Australia’s largest law firms are facing continued pressure and competition from the growth of inhouse legal teams, according to a report from Melbourne Law School and Thomson Reuters.
The AFR reports that it is the third consecutive year for the trend with an overall drop of two percent, but with considerably greater falls in key areas like banking and finance (11.7 per cent) and dispute resolution (6.4 per cent).
“Firms that choose complacency and mediocrity will rapidly find themselves on the outer,” Melbourne Law School dean Carolyn Evans said.
“The environment is too competitive to allow firms to engage in business as usual while their clients are demanding innovation and cost containment – if clients are not finding their demands met, there are plenty of old and new firms with a hunger for the more limited work available.”
The market disruption is happening against a backdrop of growing numbers of law graduates, Professor Evans warned. In contrast, enrolments in the United States are plummeting.
Profit figures remained strong due to the slashing of partner numbers by 5 to 10 per cent over the past three years: profit per equity partner edged above $700,000 among big eight firms and $750,000 at global firms.
Global firms – which include heavy hitters Allens, Ashurst, Herbert Smith Freehills, King & Wood Mallesons, Norton Rose Fulbright and DLA Piper – maintained the biggest collective hit to demand, down by 4.7 per cent compared to just 1 per cent for domestic firms. Although some firms reported significant profitability spikes in the past year, including HSF and Ashurst, Australia-specific data was not made public.
Barolsky Advisers managing director Joel Barolsky said that the domestic firms seemed to be “winning” in litigation, intellectual property and general corporate advice; whereas global firms were ahead in M&A and property.
Investment in technology
“It begs the question whether a global brand puts a firm at a disadvantage in targeting work perceived as domestic or jurisdiction-specific,” he said.
Firms are reacting by investing in technology, project management and offshoring routine work. Corrs has a freelance network, Allens recently opened a new start-up arm, Accelerate, and a number of the global firms have offshore processing hubs.
“Law firms are banking on technology to make step-change improvements in efficiency and effectiveness,” said Mr Barolsky.
The report covers the nation’s eight largest firms plus selected big commercial law firms. The final quarter of the 2015 financial year recorded a marginal increase in demand – measured as total billable hours worked by all fee earners – but the report hesitates to predict that it is the mark of a turning tide.

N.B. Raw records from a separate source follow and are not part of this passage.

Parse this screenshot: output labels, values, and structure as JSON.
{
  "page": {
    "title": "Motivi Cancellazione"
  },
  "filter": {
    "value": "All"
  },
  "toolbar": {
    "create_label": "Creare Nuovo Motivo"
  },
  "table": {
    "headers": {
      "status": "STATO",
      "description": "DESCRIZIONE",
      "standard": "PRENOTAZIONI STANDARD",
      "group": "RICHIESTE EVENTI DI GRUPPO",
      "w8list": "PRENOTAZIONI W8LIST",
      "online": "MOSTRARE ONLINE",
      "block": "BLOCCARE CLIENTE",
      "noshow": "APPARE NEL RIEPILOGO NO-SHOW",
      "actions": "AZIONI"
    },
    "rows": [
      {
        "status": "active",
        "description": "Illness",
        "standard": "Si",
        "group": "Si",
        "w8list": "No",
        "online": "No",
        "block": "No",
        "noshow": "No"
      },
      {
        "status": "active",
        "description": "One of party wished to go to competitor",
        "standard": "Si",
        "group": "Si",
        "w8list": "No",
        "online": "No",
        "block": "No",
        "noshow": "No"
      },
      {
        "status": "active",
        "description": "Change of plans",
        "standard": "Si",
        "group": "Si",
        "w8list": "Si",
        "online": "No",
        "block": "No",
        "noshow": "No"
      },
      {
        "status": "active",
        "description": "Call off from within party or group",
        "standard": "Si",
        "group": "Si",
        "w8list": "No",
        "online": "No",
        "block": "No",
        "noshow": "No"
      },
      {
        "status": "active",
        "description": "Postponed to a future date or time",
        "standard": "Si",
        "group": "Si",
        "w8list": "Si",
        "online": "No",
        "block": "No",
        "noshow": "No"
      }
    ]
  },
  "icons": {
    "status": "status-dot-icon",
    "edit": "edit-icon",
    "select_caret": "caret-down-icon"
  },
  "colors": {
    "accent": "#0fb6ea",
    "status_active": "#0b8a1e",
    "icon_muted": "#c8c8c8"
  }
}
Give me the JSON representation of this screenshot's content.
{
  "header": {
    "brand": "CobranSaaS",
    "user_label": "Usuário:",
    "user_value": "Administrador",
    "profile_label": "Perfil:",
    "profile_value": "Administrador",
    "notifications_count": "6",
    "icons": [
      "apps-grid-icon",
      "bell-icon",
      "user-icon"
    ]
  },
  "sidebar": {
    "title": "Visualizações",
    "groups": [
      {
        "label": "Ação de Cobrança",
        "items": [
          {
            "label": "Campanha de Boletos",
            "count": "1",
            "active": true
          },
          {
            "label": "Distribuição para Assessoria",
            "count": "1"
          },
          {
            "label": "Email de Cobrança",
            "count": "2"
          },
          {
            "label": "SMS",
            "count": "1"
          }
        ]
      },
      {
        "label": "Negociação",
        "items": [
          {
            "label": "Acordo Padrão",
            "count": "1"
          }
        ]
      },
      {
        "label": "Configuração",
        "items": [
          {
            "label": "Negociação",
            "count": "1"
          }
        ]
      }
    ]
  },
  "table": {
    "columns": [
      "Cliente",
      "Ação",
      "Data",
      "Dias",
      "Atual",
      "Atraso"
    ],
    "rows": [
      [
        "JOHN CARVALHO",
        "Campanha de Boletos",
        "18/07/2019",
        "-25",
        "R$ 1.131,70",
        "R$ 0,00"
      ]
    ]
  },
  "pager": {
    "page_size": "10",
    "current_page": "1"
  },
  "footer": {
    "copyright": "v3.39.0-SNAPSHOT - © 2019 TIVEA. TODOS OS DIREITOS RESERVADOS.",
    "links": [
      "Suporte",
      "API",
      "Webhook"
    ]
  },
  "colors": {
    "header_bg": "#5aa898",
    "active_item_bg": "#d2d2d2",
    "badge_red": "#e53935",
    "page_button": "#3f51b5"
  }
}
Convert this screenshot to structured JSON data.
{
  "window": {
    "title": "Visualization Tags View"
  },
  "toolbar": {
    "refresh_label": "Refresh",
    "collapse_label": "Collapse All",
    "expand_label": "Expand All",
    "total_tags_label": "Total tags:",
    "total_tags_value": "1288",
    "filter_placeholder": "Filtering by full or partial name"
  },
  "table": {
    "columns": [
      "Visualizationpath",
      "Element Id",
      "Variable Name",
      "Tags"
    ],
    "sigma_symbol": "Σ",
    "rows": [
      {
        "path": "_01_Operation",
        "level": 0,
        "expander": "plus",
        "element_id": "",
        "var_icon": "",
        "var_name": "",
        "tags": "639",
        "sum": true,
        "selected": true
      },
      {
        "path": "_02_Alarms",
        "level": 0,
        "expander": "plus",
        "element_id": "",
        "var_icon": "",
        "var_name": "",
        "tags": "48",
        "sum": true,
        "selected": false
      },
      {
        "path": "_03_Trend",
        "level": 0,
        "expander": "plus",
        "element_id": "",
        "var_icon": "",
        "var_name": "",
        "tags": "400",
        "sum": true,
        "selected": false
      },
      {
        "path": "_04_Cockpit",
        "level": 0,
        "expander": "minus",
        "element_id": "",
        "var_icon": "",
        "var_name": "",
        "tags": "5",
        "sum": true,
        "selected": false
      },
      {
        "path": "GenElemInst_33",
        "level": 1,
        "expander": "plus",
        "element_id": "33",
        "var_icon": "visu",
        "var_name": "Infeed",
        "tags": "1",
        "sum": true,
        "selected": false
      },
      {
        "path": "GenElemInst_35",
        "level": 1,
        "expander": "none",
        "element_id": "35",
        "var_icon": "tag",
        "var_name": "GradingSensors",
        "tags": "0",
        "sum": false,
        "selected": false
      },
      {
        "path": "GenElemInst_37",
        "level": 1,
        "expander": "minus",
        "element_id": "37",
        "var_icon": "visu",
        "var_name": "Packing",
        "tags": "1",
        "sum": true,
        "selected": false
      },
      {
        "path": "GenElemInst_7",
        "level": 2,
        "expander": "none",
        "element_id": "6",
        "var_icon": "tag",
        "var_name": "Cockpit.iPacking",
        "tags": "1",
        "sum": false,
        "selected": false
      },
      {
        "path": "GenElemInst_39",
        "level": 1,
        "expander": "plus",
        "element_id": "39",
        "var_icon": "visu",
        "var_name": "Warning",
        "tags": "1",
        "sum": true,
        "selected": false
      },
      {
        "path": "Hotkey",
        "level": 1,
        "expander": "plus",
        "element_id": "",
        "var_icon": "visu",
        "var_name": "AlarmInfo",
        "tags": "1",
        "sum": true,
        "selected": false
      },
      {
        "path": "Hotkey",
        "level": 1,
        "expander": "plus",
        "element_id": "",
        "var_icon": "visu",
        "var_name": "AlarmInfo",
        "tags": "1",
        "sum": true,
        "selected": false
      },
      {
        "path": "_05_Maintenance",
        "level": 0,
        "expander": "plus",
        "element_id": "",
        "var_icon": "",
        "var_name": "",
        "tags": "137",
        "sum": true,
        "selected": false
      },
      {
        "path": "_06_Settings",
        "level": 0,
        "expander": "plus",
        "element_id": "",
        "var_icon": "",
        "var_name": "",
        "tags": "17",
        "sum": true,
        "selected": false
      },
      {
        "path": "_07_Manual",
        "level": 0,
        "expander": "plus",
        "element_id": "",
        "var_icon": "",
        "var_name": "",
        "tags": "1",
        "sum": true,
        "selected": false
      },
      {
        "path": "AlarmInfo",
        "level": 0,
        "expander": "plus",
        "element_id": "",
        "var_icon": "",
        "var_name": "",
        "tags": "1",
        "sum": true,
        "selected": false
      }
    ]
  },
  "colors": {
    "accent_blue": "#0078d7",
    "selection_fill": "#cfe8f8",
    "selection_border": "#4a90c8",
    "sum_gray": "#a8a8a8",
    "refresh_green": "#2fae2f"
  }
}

Mr Barolsky said that recruitment spending was up by 10 per cent for the year; a promising sign after an 11 per cent drop in total lawyer headcount in the big eight firms over the past three years.
Partner levels at most of the large firms have dropped. Allens fell from 176 to 148 partners over the three year period; Clayton Utz from 198 to 178; and DLA Piper fell below the century mark with 89 partners down from 111.
As partner numbers at firms fall, law firm numbers continue to rise.
The report shows that the tsunami of foreign law firms entering the Australian market in the past five years either setting up for the first time or creating links or mergers with local firms.
Entry has slowed but they continue to arrive, including Pinsent Masons and Hogan Lovells in July. In the past 18 months, more than 20 boutique firms were set up in Australia, including small outfits Talbot Sayer in Brisbane – which topped M&A league tables a year after opening doors – and Clarendon Lawyers in Melbourne, who poached Allens managing associate Susie Stone this week and K&L Gates partner John Mann earlier this year.
“Rather than having a profession that’s crowded or too big or too small, what I think you have at any given time is a dynamic market and some firms that are reading the market better than others,” Allens chief executive partner Michael Rose said.
“Three or four years ago [foreign] firms were making decisions based on Australia being at the top of the resources boom, future of growth in China and a strong Australian dollar.